Airport services firm John Menzies has become the latest company to suffer from the grounding of Boeing’s 737 Max jets, as weak cargo volumes helped pushed it to a first-half loss.
Shares in the London-listed firm fell 4.9 per cent in early trading to 394.5p.
John Menzies fell to a pre-tax loss of £4.4m in the six months to the end of June after making a profit of £8.3m a year earlier.
The firm’s revenue grew, however, to £649.9m from £627.2m in the first half of 2018.
The profit fall took its basic earnings per share from continuing operations down to minus 5.8p in the first half from 6.7p a year earlier.
Menzies’s operating cash flow was £58.9m in the first half, down from £42.3m the previous year.
The company’s board declared an interim dividend of 6p per share payable in November.
Why it’s interesting
The grounding of the Boeing jets – since March, after two fatal accidents – has had implications for the whole aviation sector, reducing traffic and costing airlines dearly.

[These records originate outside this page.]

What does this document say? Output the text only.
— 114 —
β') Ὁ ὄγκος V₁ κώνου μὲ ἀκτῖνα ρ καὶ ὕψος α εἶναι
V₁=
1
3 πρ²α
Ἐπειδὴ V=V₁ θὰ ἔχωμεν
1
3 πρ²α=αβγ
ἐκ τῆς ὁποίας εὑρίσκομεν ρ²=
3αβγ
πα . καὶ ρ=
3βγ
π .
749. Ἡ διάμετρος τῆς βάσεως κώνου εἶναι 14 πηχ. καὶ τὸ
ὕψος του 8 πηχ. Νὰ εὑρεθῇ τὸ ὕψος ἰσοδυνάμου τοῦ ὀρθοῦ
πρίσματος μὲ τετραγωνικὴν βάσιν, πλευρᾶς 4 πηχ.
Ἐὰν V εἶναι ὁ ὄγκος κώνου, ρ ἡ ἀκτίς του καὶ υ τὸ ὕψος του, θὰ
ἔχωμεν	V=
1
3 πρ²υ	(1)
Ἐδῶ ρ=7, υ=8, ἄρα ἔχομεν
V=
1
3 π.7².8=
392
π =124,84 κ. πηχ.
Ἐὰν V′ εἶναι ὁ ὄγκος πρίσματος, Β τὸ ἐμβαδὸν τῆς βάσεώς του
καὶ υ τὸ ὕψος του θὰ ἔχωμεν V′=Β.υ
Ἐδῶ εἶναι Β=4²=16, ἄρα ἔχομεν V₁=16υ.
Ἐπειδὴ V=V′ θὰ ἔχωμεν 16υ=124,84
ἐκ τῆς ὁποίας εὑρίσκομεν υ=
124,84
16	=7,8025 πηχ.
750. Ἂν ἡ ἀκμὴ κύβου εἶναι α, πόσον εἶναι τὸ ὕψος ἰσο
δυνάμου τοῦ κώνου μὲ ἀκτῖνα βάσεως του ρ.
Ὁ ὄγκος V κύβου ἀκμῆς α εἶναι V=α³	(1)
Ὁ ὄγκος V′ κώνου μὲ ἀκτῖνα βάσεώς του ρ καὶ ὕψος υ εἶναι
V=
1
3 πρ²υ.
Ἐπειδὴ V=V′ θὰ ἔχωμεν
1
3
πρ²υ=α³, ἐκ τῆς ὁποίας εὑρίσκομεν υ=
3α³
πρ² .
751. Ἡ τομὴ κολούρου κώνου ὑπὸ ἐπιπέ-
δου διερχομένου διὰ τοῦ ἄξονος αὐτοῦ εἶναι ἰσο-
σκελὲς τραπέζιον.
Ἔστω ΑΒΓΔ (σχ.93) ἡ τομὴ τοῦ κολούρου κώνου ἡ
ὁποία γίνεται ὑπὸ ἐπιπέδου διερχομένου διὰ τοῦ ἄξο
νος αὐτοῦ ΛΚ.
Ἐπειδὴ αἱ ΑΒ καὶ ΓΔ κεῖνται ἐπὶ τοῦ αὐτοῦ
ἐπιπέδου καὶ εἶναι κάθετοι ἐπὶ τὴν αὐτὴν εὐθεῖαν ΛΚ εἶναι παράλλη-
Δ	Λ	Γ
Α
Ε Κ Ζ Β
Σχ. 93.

It came at a bad time for John Menzies, which has been going through a turnaround programme aimed at boosting profits. It warned earlier this year that earnings would stay flat in 2019.
The aviation industry has also had to deal with stiff competition from budget airlines, volatile fuel costs and a slowdown in the global economy.
What John Menzies said
Chief executive Giles Wilson said: “The first half result was impacted by the loss of exclusive licences in the second half last year and generally weaker markets.”
“We continue to drive a company-wide focus on cost reduction, customer engagement and operational discipline, with profitable growth at the forefront of our agenda.”
“Looking forward, I continue to see clear opportunities to grow profitably. The structural dynamics of our markets remain strong in the medium and longer term.”